I could have been 23 next July
I gambled on what mattered most, the dice were cast. I lost.
Hannah Senesh was an astonishing woman, a poet and playwright, writing both in Hungarian and Hebrew.
The following lines and maybe her most famous are the last song she wrote after she was parachuted into a partisan camp in Yugoslavia:
Blessed is the match consumed in kindling flame.
Blessed is the flame that burns in the secret fastness of the heart.
Blessed is the heart with strength to stop its beating for honor’s sake.
Blessed is the match consumed in kindling flame.
Before I finish, I’d just like to share another piece of Hannah’s poetry. For me, these words describe who she was, how she inspires me and provides a guide for who I could be
There are stars whose radiance is visible on earth
though they have long been extinct.
There are people whose brilliance continues to light the world
though they are no longer among the living.
These lights are particularly bright when the night is dark.

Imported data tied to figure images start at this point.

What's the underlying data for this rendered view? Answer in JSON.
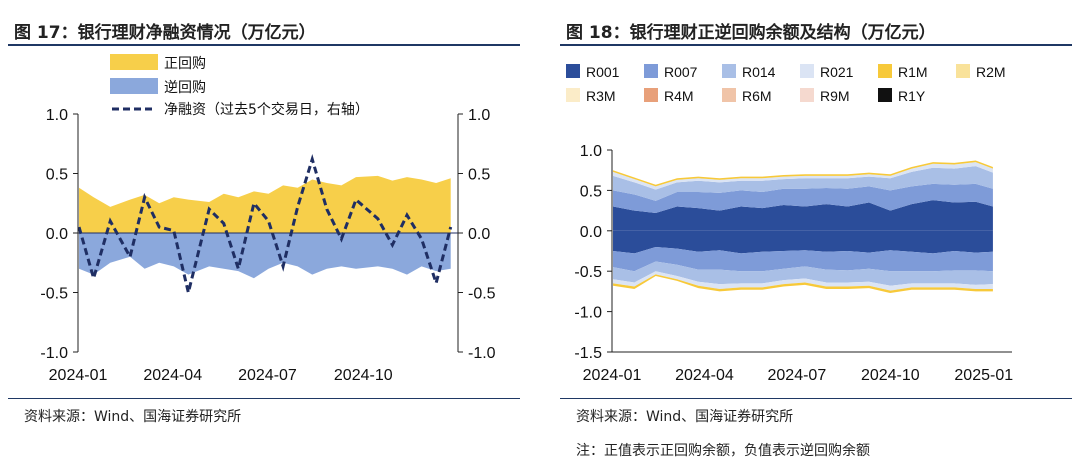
{
  "chart_data": [
    {
      "type": "area",
      "title": "图 17：银行理财净融资情况（万亿元）",
      "source": "资料来源：Wind、国海证券研究所",
      "x_ticks": [
        "2024-01",
        "2024-04",
        "2024-07",
        "2024-10"
      ],
      "ylim": [
        -1.0,
        1.0
      ],
      "y2lim": [
        -1.0,
        1.0
      ],
      "y_ticks": [
        "1.0",
        "0.5",
        "0.0",
        "-0.5",
        "-1.0"
      ],
      "y2_ticks": [
        "1.0",
        "0.5",
        "0.0",
        "-0.5",
        "-1.0"
      ],
      "legend": [
        "正回购",
        "逆回购",
        "净融资（过去5个交易日，右轴）"
      ],
      "colors": {
        "positive": "#f7cf4a",
        "negative": "#8ba8dc",
        "net": "#1f2e63"
      },
      "x_dates": [
        "2024-01-02",
        "2024-01-16",
        "2024-02-01",
        "2024-02-20",
        "2024-03-05",
        "2024-03-19",
        "2024-04-02",
        "2024-04-16",
        "2024-05-06",
        "2024-05-20",
        "2024-06-03",
        "2024-06-18",
        "2024-07-02",
        "2024-07-16",
        "2024-07-30",
        "2024-08-13",
        "2024-08-27",
        "2024-09-10",
        "2024-09-24",
        "2024-10-15",
        "2024-10-29",
        "2024-11-12",
        "2024-11-26",
        "2024-12-10",
        "2024-12-24"
      ],
      "series": [
        {
          "name": "正回购",
          "values": [
            0.38,
            0.3,
            0.22,
            0.28,
            0.32,
            0.25,
            0.3,
            0.28,
            0.26,
            0.33,
            0.3,
            0.35,
            0.33,
            0.4,
            0.38,
            0.45,
            0.42,
            0.4,
            0.47,
            0.48,
            0.44,
            0.47,
            0.45,
            0.42,
            0.46
          ]
        },
        {
          "name": "逆回购",
          "values": [
            -0.3,
            -0.35,
            -0.25,
            -0.2,
            -0.3,
            -0.25,
            -0.28,
            -0.35,
            -0.28,
            -0.3,
            -0.32,
            -0.38,
            -0.3,
            -0.25,
            -0.28,
            -0.35,
            -0.3,
            -0.28,
            -0.3,
            -0.28,
            -0.3,
            -0.35,
            -0.28,
            -0.32,
            -0.3
          ]
        },
        {
          "name": "净融资（过去5个交易日，右轴）",
          "values": [
            0.05,
            -0.38,
            0.1,
            -0.2,
            0.3,
            0.05,
            0.02,
            -0.5,
            0.2,
            0.08,
            -0.3,
            0.25,
            0.1,
            -0.28,
            0.22,
            0.62,
            0.2,
            -0.05,
            0.28,
            0.12,
            -0.1,
            0.15,
            -0.05,
            -0.42,
            0.05
          ]
        }
      ]
    },
    {
      "type": "area",
      "title": "图 18：银行理财正逆回购余额及结构（万亿元）",
      "source": "资料来源：Wind、国海证券研究所",
      "note": "注：正值表示正回购余额，负值表示逆回购余额",
      "x_ticks": [
        "2024-01",
        "2024-04",
        "2024-07",
        "2024-10",
        "2025-01"
      ],
      "ylim": [
        -1.5,
        1.0
      ],
      "y_ticks": [
        "1.0",
        "0.5",
        "0.0",
        "-0.5",
        "-1.0",
        "-1.5"
      ],
      "legend": [
        "R001",
        "R007",
        "R014",
        "R021",
        "R1M",
        "R2M",
        "R3M",
        "R4M",
        "R6M",
        "R9M",
        "R1Y"
      ],
      "colors": [
        "#2b4d9a",
        "#7e9bd8",
        "#a9bfe6",
        "#dbe4f4",
        "#f7c93a",
        "#f9e29a",
        "#fbecc8",
        "#e8a07a",
        "#f0c4a8",
        "#f5d9cf",
        "#111111"
      ],
      "x_dates": [
        "2024-01-02",
        "2024-01-23",
        "2024-02-13",
        "2024-03-05",
        "2024-03-26",
        "2024-04-16",
        "2024-05-07",
        "2024-05-28",
        "2024-06-18",
        "2024-07-09",
        "2024-07-30",
        "2024-08-20",
        "2024-09-10",
        "2024-10-01",
        "2024-10-22",
        "2024-11-12",
        "2024-12-03",
        "2024-12-24",
        "2025-01-10"
      ],
      "positive_series": [
        {
          "name": "R001",
          "values": [
            0.3,
            0.25,
            0.22,
            0.3,
            0.28,
            0.25,
            0.3,
            0.28,
            0.32,
            0.3,
            0.33,
            0.3,
            0.35,
            0.25,
            0.33,
            0.38,
            0.35,
            0.36,
            0.3
          ]
        },
        {
          "name": "R007",
          "values": [
            0.2,
            0.2,
            0.15,
            0.18,
            0.2,
            0.22,
            0.2,
            0.2,
            0.2,
            0.22,
            0.2,
            0.22,
            0.2,
            0.25,
            0.22,
            0.2,
            0.22,
            0.22,
            0.22
          ]
        },
        {
          "name": "R014",
          "values": [
            0.18,
            0.15,
            0.14,
            0.12,
            0.14,
            0.13,
            0.12,
            0.14,
            0.12,
            0.13,
            0.12,
            0.13,
            0.12,
            0.15,
            0.18,
            0.2,
            0.2,
            0.22,
            0.2
          ]
        },
        {
          "name": "R021",
          "values": [
            0.05,
            0.04,
            0.04,
            0.03,
            0.03,
            0.03,
            0.03,
            0.03,
            0.03,
            0.03,
            0.03,
            0.03,
            0.03,
            0.03,
            0.04,
            0.05,
            0.05,
            0.05,
            0.05
          ]
        },
        {
          "name": "R1M",
          "values": [
            0.02,
            0.02,
            0.02,
            0.02,
            0.02,
            0.02,
            0.02,
            0.02,
            0.02,
            0.02,
            0.02,
            0.02,
            0.02,
            0.02,
            0.02,
            0.02,
            0.02,
            0.02,
            0.02
          ]
        }
      ],
      "negative_series": [
        {
          "name": "R001",
          "values": [
            -0.25,
            -0.28,
            -0.2,
            -0.22,
            -0.26,
            -0.24,
            -0.28,
            -0.26,
            -0.25,
            -0.24,
            -0.26,
            -0.25,
            -0.27,
            -0.24,
            -0.26,
            -0.28,
            -0.25,
            -0.27,
            -0.26
          ]
        },
        {
          "name": "R007",
          "values": [
            -0.2,
            -0.22,
            -0.18,
            -0.2,
            -0.22,
            -0.24,
            -0.22,
            -0.24,
            -0.22,
            -0.2,
            -0.22,
            -0.24,
            -0.2,
            -0.26,
            -0.24,
            -0.22,
            -0.24,
            -0.22,
            -0.24
          ]
        },
        {
          "name": "R014",
          "values": [
            -0.15,
            -0.14,
            -0.12,
            -0.14,
            -0.15,
            -0.18,
            -0.15,
            -0.15,
            -0.14,
            -0.15,
            -0.16,
            -0.15,
            -0.16,
            -0.18,
            -0.15,
            -0.15,
            -0.16,
            -0.18,
            -0.16
          ]
        },
        {
          "name": "R021",
          "values": [
            -0.05,
            -0.05,
            -0.04,
            -0.04,
            -0.05,
            -0.06,
            -0.05,
            -0.05,
            -0.05,
            -0.05,
            -0.05,
            -0.05,
            -0.05,
            -0.06,
            -0.05,
            -0.05,
            -0.05,
            -0.05,
            -0.06
          ]
        },
        {
          "name": "R1M",
          "values": [
            -0.03,
            -0.03,
            -0.02,
            -0.02,
            -0.03,
            -0.03,
            -0.03,
            -0.03,
            -0.03,
            -0.03,
            -0.03,
            -0.03,
            -0.03,
            -0.03,
            -0.03,
            -0.03,
            -0.03,
            -0.03,
            -0.03
          ]
        }
      ]
    }
  ]
}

They light the way for mankind.
Hannah Senesh along with so many other great women, serve as a source of inspiration and strength for us all, reminding us of the power of faith, the importance of family, and the enduring values of our people. In these most difficult times, may we all strive to live up to their example, and be blessed with their courage, their devotion, and their unwavering faith in the years to come.